著者のアレックス・カー氏は来日して55年、自ら築300年の古民家を購入し、地域再生コンサル等を手掛ける「観光」の専門家である。
本書では、政府主導で「観光立国」を目指す日本が観光客の急増に対応できず、「観光公害」が引き起こされ、その結果「観光亡国」に局面に入った、との危機感から、日本を含む世界の観光地で何が起きていて、どこに問題があって、どのように対応すべきかを解説している。
その切り口は、「宿泊」「オーバーキャパシティ」「交通」「マナー」など多岐にわたるが、共通する問題として著者が指摘するのは、観光政策には「適切なマネージメントとコントロールが必要」ということだ。
マネージメント(管理)、コントロール(制限)というと、役所や業者は「〇〇禁止」の看板を乱発したり、景観を無視したコンクリート建造物を設置という方向に向かいがちだが、著者が説くのは従来の法律や慣習を乗り越えた「創造的」な解決案だ。
失策の原因として挙げられるのが、日本の観光業が高度成長時代の「量を重視する観光」が根を張っていて、「質を重視する観光」に対応できていないこと。観光産業の目標や成果をいまだに何万人という「人数」で測るのがその見本だ。
また、典型的な事例として、奄美大島の大型クルーズ船の寄港地建設計画がある。奄美市の人口が4万人強のところに、7000人規模の中国からの観光客を誘致する案だが、「現地には観光客を受け入れる施設はなにもない状態」(p169)で、税金を投入するお決まりのハコモノ公共工事は必至。
しかもクルーズ船の観光客は、宿泊、食事などを船内で済ませる傾向が強く、「クルーズ船の観光客の使うお金の56%はクルーズ船に還流する」(p173)という調査結果も紹介している。多額の税金を使って、潤うのは「建設・土木業者」と「クルーズ船の運営会社」なのだ。
こうした既存の観光業の在り方に対して、著者が提案するのは「ゾーニング」と「小型観光」。
ゾーニングとは「分別」という意味で、観光という見地から文化の価値を見据えて、「どこに何を作るのか、作らせないかを決めていくこと」(p176)。

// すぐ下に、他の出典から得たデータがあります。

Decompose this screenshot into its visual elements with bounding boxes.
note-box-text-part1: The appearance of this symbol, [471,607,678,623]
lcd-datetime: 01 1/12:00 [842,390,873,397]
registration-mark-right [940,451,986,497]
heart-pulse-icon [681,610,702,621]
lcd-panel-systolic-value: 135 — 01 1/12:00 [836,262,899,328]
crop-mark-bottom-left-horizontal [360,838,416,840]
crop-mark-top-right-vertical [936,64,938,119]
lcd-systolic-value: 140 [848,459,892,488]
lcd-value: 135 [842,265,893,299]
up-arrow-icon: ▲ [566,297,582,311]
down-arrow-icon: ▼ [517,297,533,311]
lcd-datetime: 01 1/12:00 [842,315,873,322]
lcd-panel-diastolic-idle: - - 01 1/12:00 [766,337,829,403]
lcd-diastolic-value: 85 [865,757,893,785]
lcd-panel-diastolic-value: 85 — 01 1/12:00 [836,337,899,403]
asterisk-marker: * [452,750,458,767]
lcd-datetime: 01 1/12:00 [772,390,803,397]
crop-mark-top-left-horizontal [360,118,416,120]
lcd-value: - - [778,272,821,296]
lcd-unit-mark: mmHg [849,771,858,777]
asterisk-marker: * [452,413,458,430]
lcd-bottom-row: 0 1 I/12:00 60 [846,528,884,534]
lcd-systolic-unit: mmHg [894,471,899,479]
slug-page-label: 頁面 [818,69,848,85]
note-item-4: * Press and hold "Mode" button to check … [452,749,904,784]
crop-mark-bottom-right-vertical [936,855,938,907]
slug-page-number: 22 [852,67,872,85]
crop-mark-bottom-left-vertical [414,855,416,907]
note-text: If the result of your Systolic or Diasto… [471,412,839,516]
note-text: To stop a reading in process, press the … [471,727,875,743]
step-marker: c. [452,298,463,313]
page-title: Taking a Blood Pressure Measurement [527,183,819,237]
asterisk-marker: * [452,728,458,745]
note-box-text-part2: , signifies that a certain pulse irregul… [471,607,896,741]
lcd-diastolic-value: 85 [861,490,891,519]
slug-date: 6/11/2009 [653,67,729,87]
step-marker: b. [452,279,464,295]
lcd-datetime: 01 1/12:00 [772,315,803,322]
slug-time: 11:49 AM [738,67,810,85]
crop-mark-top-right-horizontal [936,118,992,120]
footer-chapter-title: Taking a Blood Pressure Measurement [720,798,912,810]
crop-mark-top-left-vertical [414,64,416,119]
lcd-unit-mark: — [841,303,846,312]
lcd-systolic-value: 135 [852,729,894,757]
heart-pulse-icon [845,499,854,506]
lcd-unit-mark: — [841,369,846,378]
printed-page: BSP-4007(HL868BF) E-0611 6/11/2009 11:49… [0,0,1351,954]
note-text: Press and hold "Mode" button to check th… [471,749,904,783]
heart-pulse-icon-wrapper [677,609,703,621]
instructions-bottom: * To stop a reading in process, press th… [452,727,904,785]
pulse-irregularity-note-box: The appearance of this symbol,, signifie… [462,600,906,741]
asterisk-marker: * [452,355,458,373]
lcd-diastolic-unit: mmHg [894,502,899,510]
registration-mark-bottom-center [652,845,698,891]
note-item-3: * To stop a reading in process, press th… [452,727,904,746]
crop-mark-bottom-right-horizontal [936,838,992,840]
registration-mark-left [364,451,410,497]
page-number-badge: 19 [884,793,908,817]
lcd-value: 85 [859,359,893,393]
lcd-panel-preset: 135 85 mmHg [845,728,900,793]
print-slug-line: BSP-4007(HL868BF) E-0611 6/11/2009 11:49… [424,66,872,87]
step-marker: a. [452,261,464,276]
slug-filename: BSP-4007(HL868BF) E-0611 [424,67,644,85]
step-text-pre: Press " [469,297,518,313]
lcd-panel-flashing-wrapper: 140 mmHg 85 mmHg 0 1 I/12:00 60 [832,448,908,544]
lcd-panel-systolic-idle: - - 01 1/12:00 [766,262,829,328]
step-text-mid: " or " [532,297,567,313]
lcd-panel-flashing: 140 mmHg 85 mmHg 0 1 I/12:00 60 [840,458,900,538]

これには関係者の「知性」と「意識」が不可欠だとしている。
小型観光の方は、文字通りの意味だが、おカネをより使ってくれそうに思える大型バス等の観光客は、名所を次々と回る(これは土産物屋からのキックバック狙いが主因と思われる)ため滞在時間が少なく、観光地でもトイレを使って、缶飲料を自販機で買って、ゴミを捨てて、インスタグラムの写真を撮っておしまい、というせいぜい数百円程度の消費しかしないことが多いそうだ。

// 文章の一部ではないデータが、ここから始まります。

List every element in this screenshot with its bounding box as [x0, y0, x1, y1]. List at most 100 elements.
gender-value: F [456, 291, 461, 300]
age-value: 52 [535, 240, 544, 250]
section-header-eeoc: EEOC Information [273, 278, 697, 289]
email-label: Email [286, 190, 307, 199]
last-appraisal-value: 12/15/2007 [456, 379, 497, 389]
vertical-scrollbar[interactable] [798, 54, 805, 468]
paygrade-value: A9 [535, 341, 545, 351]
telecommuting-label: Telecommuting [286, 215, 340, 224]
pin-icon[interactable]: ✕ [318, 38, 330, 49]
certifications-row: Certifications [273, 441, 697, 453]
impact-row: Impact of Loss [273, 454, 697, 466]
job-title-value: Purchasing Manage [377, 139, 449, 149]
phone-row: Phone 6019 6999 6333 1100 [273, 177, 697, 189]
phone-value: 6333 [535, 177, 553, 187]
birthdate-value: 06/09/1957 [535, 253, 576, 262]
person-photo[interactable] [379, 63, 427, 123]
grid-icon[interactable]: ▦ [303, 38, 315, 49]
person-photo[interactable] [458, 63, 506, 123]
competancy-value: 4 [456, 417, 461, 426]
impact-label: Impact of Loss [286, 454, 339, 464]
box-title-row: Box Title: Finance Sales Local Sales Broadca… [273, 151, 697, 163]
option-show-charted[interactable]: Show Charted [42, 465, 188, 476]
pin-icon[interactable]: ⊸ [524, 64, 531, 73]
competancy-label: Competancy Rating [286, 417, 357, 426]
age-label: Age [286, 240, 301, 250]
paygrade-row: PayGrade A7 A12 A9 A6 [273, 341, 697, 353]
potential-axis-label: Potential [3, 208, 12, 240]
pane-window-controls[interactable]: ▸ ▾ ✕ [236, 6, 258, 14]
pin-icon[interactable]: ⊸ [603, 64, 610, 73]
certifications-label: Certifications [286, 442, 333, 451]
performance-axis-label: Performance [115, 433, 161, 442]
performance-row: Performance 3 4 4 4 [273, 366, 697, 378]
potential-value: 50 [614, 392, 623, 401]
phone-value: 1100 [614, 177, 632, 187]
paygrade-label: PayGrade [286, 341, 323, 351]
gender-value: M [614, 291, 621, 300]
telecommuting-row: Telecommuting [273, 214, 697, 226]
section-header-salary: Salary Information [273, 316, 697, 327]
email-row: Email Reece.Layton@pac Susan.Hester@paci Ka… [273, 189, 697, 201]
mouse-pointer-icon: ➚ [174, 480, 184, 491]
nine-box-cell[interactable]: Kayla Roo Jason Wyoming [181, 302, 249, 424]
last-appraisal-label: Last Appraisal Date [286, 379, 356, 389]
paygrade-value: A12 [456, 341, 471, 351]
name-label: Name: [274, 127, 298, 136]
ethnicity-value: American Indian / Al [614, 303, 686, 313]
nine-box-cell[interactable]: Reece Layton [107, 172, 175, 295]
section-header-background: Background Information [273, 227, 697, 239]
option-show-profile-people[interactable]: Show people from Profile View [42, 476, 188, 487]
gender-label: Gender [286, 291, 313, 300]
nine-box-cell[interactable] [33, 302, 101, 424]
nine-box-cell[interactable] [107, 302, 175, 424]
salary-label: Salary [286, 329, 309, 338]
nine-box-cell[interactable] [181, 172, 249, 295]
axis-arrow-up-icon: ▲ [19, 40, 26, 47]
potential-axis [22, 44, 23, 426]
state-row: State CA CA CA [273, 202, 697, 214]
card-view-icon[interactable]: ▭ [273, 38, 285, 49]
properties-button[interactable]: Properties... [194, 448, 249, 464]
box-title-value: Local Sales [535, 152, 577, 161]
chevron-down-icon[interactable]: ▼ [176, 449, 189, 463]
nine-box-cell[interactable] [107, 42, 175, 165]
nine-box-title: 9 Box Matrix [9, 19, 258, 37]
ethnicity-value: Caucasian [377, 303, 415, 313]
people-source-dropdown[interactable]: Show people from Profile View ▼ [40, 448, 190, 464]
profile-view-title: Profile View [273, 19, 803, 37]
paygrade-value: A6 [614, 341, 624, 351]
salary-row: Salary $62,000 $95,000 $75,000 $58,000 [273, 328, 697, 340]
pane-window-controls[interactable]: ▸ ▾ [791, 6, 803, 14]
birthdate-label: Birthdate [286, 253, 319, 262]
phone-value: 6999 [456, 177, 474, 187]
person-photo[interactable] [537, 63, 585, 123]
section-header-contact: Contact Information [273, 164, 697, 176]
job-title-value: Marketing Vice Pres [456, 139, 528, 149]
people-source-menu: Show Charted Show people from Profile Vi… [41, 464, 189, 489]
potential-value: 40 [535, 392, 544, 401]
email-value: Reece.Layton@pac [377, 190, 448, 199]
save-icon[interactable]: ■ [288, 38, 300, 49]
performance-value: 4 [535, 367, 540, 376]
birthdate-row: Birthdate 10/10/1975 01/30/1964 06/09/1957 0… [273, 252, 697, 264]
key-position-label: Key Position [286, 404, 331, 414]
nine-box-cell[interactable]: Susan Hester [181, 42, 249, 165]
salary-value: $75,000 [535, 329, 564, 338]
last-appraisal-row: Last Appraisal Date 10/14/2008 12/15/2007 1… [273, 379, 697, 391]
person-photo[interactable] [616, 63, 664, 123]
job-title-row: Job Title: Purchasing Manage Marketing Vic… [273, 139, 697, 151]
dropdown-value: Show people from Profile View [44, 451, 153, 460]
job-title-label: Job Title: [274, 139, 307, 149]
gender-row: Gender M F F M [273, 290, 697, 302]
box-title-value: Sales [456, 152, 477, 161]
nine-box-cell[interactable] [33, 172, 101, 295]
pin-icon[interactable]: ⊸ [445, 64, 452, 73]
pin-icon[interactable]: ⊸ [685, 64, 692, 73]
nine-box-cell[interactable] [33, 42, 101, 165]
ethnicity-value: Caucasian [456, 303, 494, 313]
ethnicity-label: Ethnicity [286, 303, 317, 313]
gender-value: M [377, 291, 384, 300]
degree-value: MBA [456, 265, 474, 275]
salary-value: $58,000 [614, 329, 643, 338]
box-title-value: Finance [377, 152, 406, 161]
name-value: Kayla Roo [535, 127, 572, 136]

小型観光をターゲットにすれば、大型の駐車場や道路の拡幅も不要、本当に来たい旅行者だけがきてくれるという本来あるべき効果も見込めるらしい。
日本には全国に、まだまだ未開発の魅力的な観光地は多く残されていると思う。観光で地域を振興させるのは構わないが、関係者には「量の観光」から「質の観光」へと意識改革を進めて、より多くの旅行客に日本の本来の魅力を知ってほしいと思う。
補足になるが、日本人得意の「おもてなし」も少人数の観光客を相手にしてこそ、その本領が発揮できるのではないだろうか。